For males ages 18-120

DISEASE CHARACTERISTICS:

• Histologically or cytologically proven diagnosis of adenocarcinoma of the prostate
  • Metastatic (M1) disease as evidenced by soft tissue and/or bony metastases at the time of initiation of androgen-deprivation therapy (ADT)

  • Must have at least one of the following:

    - Visceral disease (liver, lung, other viscera) - Bone metastases to sites in either the axial (spine, pelvis, ribs, or skull) and/or the appendicular (clavicle, humerus, or femur) skeleton - Distant lymph node disease (e.g., above the aortic bifurcation, etc.)

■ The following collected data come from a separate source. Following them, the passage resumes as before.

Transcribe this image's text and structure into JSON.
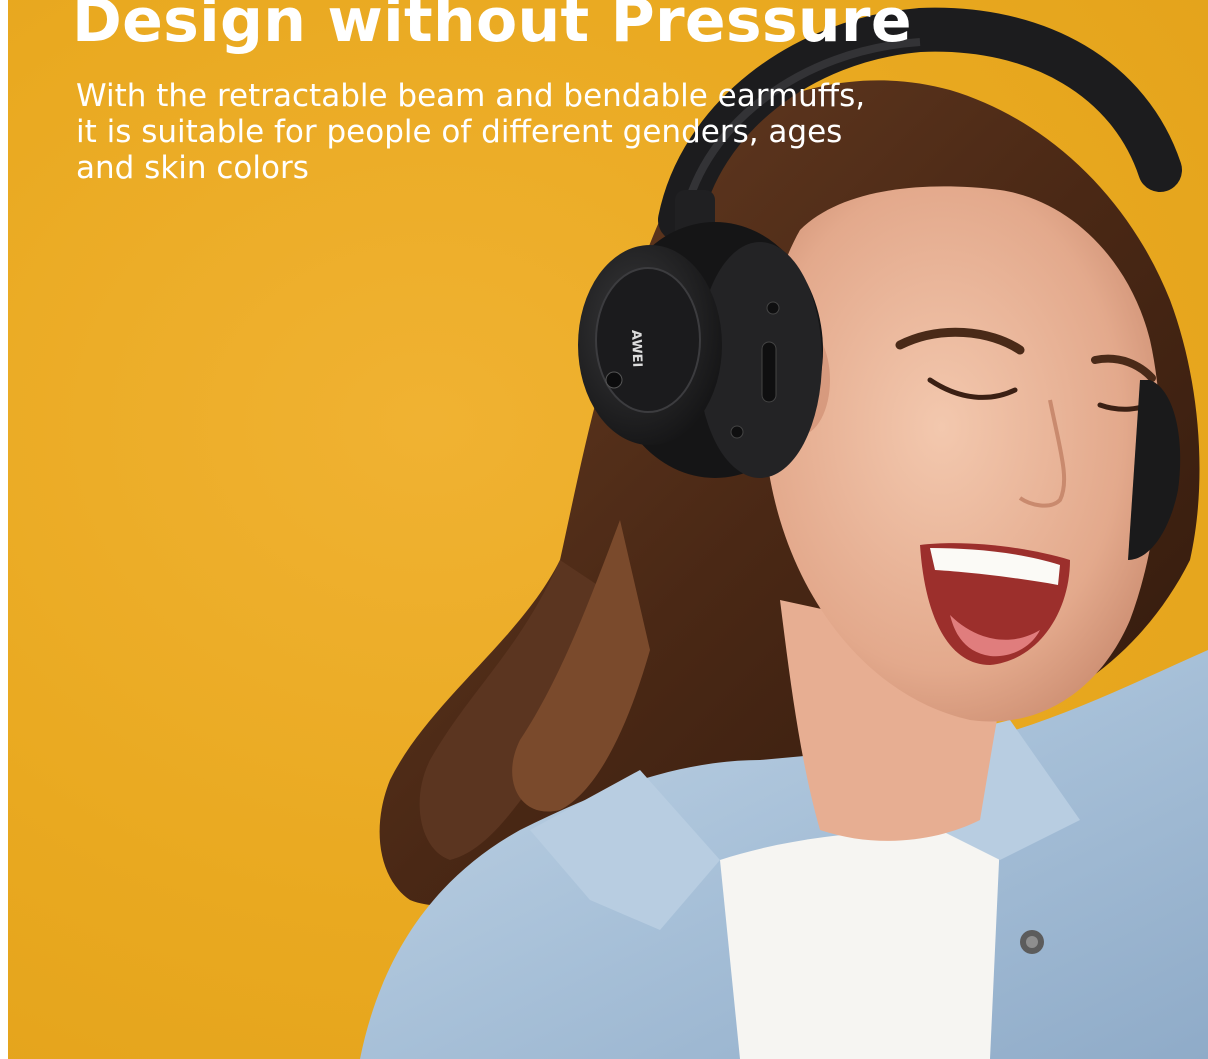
{
  "headline": "Design without Pressure",
  "description_lines": [
    "With the retractable beam and bendable earmuffs,",
    "it is suitable for people of different genders, ages",
    "and skin colors"
  ],
  "brand_mark": "AWEI",
  "colors": {
    "background": "#e9a920",
    "headline_text": "#ffffff",
    "headphones": "#1c1c1e",
    "shirt": "#a9c3dc"
  },
  "icons": [
    "headphones",
    "woman-portrait"
  ]
}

  • No small cell or neuroendocrine prostate cancer
• Patients must be receiving ADT (e.g., gonadotropin-releasing hormone [GNRH] antagonist, with or without antiandrogen) prior to entering this study
  • Degarelix, a FDA-approved GNRH antagonist, is an acceptable form of ADT
  • Bilateral surgical orchiectomy is also acceptable
• Suboptimal response to ADT induction as defined by the following criteria:

  • Declining PSA (current PSA is less than the PSA prior to starting ADT) that fails to reach 4 ng/mL or below despite continuous ADT

    - PSA of > 4 ng/mL must be observed between 6-12 months after the initiation of ADT - Documentation of failure to achieve this PSA of ≤ 4 ng/mL must be within 28 days of registration - The PSA must be obtained after any applicable antiandrogen washout period - If the PSA is declining or stable (defined as a PSA rise ≤ 0.1 ng/mL from nadir) and the patient is on an antiandrogen, they must remain on the antiandrogen - Patients with stable or declining PSA who have had previous antiandrogen exposure, but are not taking an antiandrogen at the time of registration, must wait at least 6 weeks from the last antiandrogen dose before registration and still demonstrate a stable or falling PSA which is > 4 ng/mL by month 12, in order to be eligible - If the PSA is rising and they are on an antiandrogen, formal antiandrogen washout must be performed (4 weeks for flutamide and 6 weeks for bicalutamide and nilutamide with no evidence of a falling PSA after washout)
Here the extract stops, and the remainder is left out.